Commercial drivers also said the new rules force them to drive during more congested periods. The majority of drivers, 67%, also reported a decline in their earnings since the new rules were implemented.
ATRI found the impacts on driver wages for all over-the-road drivers would be $1.6-$3.9 billion in losses.
The analysis was based on survey data from more than 2,300 commercial drivers and 400 motor carriers as well as a detailed analysis of logbook data, representing more than 40,000 commercial drivers.
“We anticipated significant impacts on our operations and across the entire supply chain from the new rules and our experience since July 1 is bearing that out,” commented Kevin Burch, president of Jet Express. “ATRI’s analysis clearly documents the productivity impacts and real financial costs being borne by carriers and drivers.
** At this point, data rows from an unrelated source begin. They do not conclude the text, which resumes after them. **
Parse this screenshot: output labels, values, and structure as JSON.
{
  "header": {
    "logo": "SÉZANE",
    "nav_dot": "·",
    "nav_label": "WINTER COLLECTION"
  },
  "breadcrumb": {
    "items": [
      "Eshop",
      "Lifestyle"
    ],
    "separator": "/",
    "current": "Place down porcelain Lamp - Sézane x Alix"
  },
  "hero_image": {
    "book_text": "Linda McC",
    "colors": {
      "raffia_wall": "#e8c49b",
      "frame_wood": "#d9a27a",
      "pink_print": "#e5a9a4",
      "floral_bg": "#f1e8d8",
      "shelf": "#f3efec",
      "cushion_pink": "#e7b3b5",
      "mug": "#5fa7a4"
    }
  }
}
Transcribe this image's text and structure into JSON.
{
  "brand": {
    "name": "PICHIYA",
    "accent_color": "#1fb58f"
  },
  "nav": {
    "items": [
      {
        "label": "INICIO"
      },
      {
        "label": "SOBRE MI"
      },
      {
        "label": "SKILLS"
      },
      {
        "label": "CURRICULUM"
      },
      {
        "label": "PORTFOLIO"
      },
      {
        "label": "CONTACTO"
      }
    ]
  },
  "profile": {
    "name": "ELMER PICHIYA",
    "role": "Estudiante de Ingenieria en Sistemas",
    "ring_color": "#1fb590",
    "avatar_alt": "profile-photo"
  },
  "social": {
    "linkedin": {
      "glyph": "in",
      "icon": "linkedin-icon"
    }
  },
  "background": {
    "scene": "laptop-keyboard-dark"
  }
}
It’s only a matter of time before these impacts ripple throughout the nation’s economy.”
The full report is available at www.atri-online.org.
ATRI’s findings have been supported by an independent survey of more than 4,000 truck drivers in the US, conducted by the Owner-Operator Independent Drivers Association (OOIDA).
The organization surveyed its membership and found drivers reported: increased fatigue and stress; less income and home time; more time driving in general; and more time spent in congested traffic.
The new rules implemented July 1, according to OOIDA, reduce flexibility in a driver’s workweek.
“The agency’s insistence on micromanaging a driver’s time is actually undermining highway safety,” said Todd Spencer, OOIDA executive vice-president. “Instead of providing the flexibility to drive when rested and stop when tired, the new rules have put drivers in the position of driving more hours than ever and in the worst traffic conditions, and spending less time at home. How is that safe?”
Of the 4,000 survey respondents, 46% reported feeling more fatigued since the changes were implemented, and 65% reported earning less income. The restriction to one 34-hour restart per week caused 56% of respondents to lose mileage and loads hauled per week, OOIDA says. Many respondents wrote they experience less time and home and increased stress under the new rules.
In some cases, drivers with long wait periods between loads were unable to use the restart because the 34 hours did not cover two periods from 1-5 a.m., or 168 hours had not elapsed since the previous restart. Drivers are getting less home time or accepting shorter hauls for less money, the survey found.
“The problem with time management is not new to truckers,” said Spencer. “And it isn’t new to the agency either because, over and over, drivers expressed at many FMCSA listening sessions that they have little or no control over their time, particularly because of the unpredictability of the job and due to shippers and receivers keeping them waiting to load or unload.”
“The rules need to reflect the fact that drivers have to accommodate numerous factors they have no control over such as weather and traffic, in addition to the schedules of shippers and receivers who don’t have to comply with any regulations at all,” Spencer added. “Truckers shouldn’t be expected to navigate the conflicting worlds of regulations versus reality and still operate safely and efficiently.”
In a Nov. 21 hearing, a US House of Representatives’ Committee on Small Business heard these complaints and others.
Among presenters was Duane Long, chairman of Raleigh, N.C.-based Longistics, who told the committee that the industry is suffering serious negative impacts as a result of the restrictions.
“Simply put, the July 1 hours-of-service rule changes were unnecessary; the regulations adopted in 2003 were working and the administration offered rhetoric but little data to explain why they needed to be changed,” said Long. “Unfortunately, the gap between the administration’s rhetoric and the trucking industry’s operating reality is very wide. These changes are having a very real, and very negative impact on hundreds of thousands of drivers and motor carriers.”
Long said the rules are particularly disruptive for team drivers, who “resent the new restart restrictions and the effect they are having on their ability to make a living.”
OOIDA was also at the hearing. Senior member Tilden Curl of Olympia, Wash. provided his account on how the rules are affecting operators. He complained off more restrictive, arbitrary changes that don’t provide any safety benefit while having a negative impact on driver wages.
“Less flexibility makes it more difficult to stop for rest, avoid traffic, or keep a schedule after being delayed by a shipper or receiver,” said Curl in his oral testimony at the hearing.
“Most of the challenges within this industry find their root cause in demands from shippers and receivers who are not subject to the same regulatory restrictions and economic consequences as truckers,” Curl added. “We must stop placing more rigid requirements on the driver, while allowing carriers and customers to make demands beyond the allowance of regulations and safety.”